A number of luxury hotels are dropping the word “Resort” from their names. Turns out, it’s not the brand name itself – Loews, Renaissance, Westin – that causes anxiety. It’s that 6-letter word at the back end of the name.
“We had a couple of clients say it was going to be written into their travel policies that they cannot meet at resorts,” the president of a hotel chain told The Wall Street Journal.
Executives at Loews hotels realized that several properties weren’t being considered by conference-site planners, because of the R-word. “We didn’t even have an opportunity to bid,” grumbled Loews’ global sales VP.
Call it the AIG Effect. The recipient of $180 billion in taxpayer assistance, the insurance giant faced scorching criticism over a half-million-dollar sales retreat it planned in late 2008 at the St. Regis Monarch Beach Resort in southern California. AIG canceled the event.
The hotel industry took notice, as companies and government agencies revised travel policies to discourage or prohibit staying at “resorts.”

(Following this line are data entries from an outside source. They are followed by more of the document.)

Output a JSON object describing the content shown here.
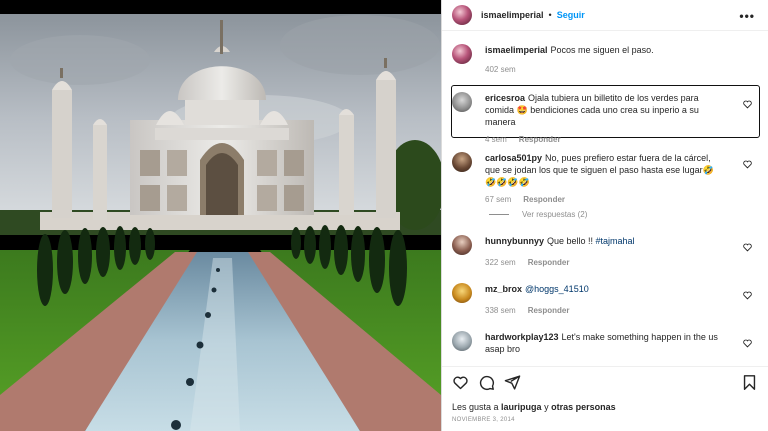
{
  "post": {
    "author": "ismaelimperial",
    "separator": "•",
    "follow_label": "Seguir",
    "more_label": "•••",
    "photo_alt": "Taj Mahal"
  },
  "caption": {
    "user": "ismaelimperial",
    "text": "Pocos me siguen el paso.",
    "time": "402 sem"
  },
  "comments": [
    {
      "user": "ericesroa",
      "text": "Ojala tubiera un billetito de los verdes para comida 🤩 bendiciones cada uno crea su inperio a su manera",
      "time": "4 sem",
      "reply": "Responder"
    },
    {
      "user": "carlosa501py",
      "text": "No, pues prefiero estar fuera de la cárcel, que se jodan los que te siguen el paso hasta ese lugar🤣🤣🤣🤣🤣",
      "time": "67 sem",
      "reply": "Responder"
    },
    {
      "user": "hunnybunnyy",
      "text": "Que bello !! ",
      "tag": "#tajmahal",
      "time": "322 sem",
      "reply": "Responder"
    },
    {
      "user": "mz_brox",
      "text": "",
      "tag": "@hoggs_41510",
      "time": "338 sem",
      "reply": "Responder"
    },
    {
      "user": "hardworkplay123",
      "text": "Let's make something happen in the us asap bro",
      "time": "",
      "reply": ""
    }
  ],
  "view_replies": "Ver respuestas (2)",
  "likes": {
    "prefix": "Les gusta a ",
    "user": "lauripuga",
    "middle": " y ",
    "others": "otras personas"
  },
  "date": "NOVIEMBRE 3, 2014",
  "colors": {
    "follow": "#0095f6",
    "meta": "#8e8e8e",
    "tag": "#00376b"
  },
  "icons": [
    "more-icon",
    "heart-icon",
    "comment-icon",
    "share-icon",
    "bookmark-icon"
  ]
}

Loews Lake Las Vegas Resort became, simply, Loews Lake Las Vegas. (Likewise, other Loews properties knocked “resort” out of their names.)
Ballantyne Resort in Charlotte, NC, became Ballantyne Hotel & Lodge.
Westin Stonebriar Hotel & Resort, outside Dallas, morphed into Westin Stonebriar.
Renaissance Orlando Resort at Sea World slimmed down to Renaissance Orlando at Sea World.
“It doesn’t change who we are,” said the sales director at the Renaissance property. “But there’s no reason to put roadblocks in the way of getting conference business.”
The general manager at the Loews property in Las Vegas says the name change could mean a 10% swing in business.
There’s a larger lesson here for marketers of all stripes.
1. In the real world, your brand name itself never operates in a vacuum. It is surrounded by many other factors that influence how people think of or interpret the brand.
2. As the banished word “Resorts” demonstrates, the back end of your name may communicate as strongly as the front end.
3. Pay more attention to your “specifier” or “signifier” (a terms linguists favor). Should it be: South County Hospital … or South County Medical Center? Bank … or Financial Center? Technologies … or Sciences? The words matter.